Sarney – Nunca defendi o sigilo eterno. Essa é uma interpretação equivocada. Defendi o projeto que a presidente enviou ao Congresso. Daqui a 50 anos, já não estarei mais vivo, e todos nós seremos uma manta horizontal de ossos.

ZH – A divulgação desses documentos poderia gerar constrangimentos diplomáticos ou políticos?
Sarney – Não os conheço, mas mundialmente há uma prática de manter certos documentos sob sigilo durante alguns anos. O Brasil não pode fugir a essa posição.

ZH – Na crise dos atos secretos, o senhor prometeu uma reestruturação do Senado. Porém, pouco se fez, e as poucas mudanças foram revertidas. Por que é tão difícil mudar a estrutura da Casa?
Sarney – Discordo desta avaliação. Fizemos uma reestruturação fantástica no Senado. Temos o melhor portal de transparência de todas as repartições públicas do país. Estabelecemos um plano de cargos e carreiras, temos o melhor núcleo de funcionários públicos do Brasil. Quanto ao que você chama de atos secretos, no que se refere a mim, somente 1,68% desses dispositivos foram publicados na minha gestão. Mas, evidentemente, para a imprensa, é a mulher infiel que dá notícia.

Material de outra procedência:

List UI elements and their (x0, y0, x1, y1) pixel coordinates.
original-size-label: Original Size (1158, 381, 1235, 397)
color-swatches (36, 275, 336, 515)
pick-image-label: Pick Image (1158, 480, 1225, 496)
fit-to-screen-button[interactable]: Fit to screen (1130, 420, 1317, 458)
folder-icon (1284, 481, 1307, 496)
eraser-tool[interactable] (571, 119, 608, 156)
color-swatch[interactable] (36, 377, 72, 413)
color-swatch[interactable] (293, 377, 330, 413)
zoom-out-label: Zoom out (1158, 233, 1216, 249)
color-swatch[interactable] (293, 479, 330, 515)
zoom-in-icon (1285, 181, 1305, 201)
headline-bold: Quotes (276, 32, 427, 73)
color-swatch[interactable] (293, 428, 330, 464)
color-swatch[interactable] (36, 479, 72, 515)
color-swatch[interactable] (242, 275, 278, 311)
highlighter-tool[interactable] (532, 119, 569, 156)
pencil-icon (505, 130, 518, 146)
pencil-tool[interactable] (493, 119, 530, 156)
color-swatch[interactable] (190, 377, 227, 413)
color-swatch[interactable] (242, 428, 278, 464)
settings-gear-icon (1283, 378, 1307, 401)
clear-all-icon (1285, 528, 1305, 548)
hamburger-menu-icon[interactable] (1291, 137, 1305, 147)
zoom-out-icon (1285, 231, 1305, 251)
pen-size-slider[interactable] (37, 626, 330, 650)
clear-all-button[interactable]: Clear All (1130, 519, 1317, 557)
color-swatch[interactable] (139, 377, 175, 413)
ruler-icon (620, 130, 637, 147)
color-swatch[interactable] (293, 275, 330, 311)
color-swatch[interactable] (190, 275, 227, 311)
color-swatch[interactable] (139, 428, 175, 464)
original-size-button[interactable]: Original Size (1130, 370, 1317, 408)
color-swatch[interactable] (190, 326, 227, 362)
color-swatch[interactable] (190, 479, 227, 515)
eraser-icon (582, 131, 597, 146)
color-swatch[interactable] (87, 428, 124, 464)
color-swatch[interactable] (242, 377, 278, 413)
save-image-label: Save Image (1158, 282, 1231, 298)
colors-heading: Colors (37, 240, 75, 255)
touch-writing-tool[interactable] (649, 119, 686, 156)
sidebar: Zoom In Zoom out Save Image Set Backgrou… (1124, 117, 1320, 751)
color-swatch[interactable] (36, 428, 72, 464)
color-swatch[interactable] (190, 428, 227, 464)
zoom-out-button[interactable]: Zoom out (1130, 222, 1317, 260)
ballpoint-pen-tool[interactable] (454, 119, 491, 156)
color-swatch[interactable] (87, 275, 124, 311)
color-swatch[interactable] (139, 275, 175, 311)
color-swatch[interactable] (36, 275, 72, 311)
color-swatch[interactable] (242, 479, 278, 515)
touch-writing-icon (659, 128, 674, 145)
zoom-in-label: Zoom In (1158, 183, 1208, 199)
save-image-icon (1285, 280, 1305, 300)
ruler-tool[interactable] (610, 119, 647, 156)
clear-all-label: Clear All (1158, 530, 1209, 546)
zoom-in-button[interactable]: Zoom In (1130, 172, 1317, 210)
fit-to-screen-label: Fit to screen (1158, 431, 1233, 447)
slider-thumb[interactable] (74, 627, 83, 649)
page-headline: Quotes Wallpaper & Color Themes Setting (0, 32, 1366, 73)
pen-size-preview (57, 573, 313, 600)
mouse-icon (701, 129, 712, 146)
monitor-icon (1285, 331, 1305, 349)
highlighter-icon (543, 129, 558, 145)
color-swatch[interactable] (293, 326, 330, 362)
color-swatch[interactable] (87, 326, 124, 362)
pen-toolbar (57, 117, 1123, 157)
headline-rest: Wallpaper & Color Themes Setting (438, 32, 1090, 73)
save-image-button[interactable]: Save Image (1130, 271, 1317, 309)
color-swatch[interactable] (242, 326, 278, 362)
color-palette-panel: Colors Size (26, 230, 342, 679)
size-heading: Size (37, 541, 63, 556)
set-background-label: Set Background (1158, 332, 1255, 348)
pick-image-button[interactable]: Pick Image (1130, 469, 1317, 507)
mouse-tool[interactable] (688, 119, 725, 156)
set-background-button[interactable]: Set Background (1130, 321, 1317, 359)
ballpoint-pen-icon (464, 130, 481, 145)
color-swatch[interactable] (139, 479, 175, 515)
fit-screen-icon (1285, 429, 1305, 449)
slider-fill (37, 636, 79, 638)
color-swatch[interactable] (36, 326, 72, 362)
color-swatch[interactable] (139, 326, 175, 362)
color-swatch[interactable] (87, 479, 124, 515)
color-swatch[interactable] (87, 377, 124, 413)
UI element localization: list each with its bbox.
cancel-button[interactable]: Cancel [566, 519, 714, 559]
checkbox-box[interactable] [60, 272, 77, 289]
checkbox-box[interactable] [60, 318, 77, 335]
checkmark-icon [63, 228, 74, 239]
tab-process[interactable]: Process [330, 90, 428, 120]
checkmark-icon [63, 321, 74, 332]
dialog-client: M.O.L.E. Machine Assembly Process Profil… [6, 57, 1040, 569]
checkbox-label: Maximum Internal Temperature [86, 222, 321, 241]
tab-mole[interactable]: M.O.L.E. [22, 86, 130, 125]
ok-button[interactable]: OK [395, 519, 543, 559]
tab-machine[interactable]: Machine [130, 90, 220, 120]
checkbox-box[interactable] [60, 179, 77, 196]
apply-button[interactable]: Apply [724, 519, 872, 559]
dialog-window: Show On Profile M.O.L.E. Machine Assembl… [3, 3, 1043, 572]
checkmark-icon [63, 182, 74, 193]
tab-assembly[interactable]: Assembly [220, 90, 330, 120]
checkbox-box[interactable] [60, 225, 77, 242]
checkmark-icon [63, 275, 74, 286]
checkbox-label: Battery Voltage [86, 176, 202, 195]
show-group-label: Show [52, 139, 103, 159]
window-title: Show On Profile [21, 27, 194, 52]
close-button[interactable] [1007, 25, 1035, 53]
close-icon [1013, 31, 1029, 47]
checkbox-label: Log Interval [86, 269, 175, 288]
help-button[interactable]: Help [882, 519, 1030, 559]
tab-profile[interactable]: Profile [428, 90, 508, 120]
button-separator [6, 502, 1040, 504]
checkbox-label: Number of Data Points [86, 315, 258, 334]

ZH – O uso pelo senhor de um helicóptero da PM do Maranhão durante um passeio causou grande repercussão no país. Os privilégios para autoridades deveriam ser eliminados?
Sarney – Quando esses privilégios foram criados, o objetivo era que os deputados fossem livres e seus salários não os fizessem miseráveis, dependentes dos presidentes. Quando a legislação diz que o presidente do Congresso tem direito a transporte de representação, estamos homenageando a democracia, cumprindo a liturgia das instituições. Por conta das prerrogativas do cargo, tenho direito a transporte de representação. Andei em um helicóptero do governo do Estado, não era de particular. Se fosse ao Rio Grande do Sul e dissesse ao governador que precisava ser transportado, acredito que ele faria da mesma maneira.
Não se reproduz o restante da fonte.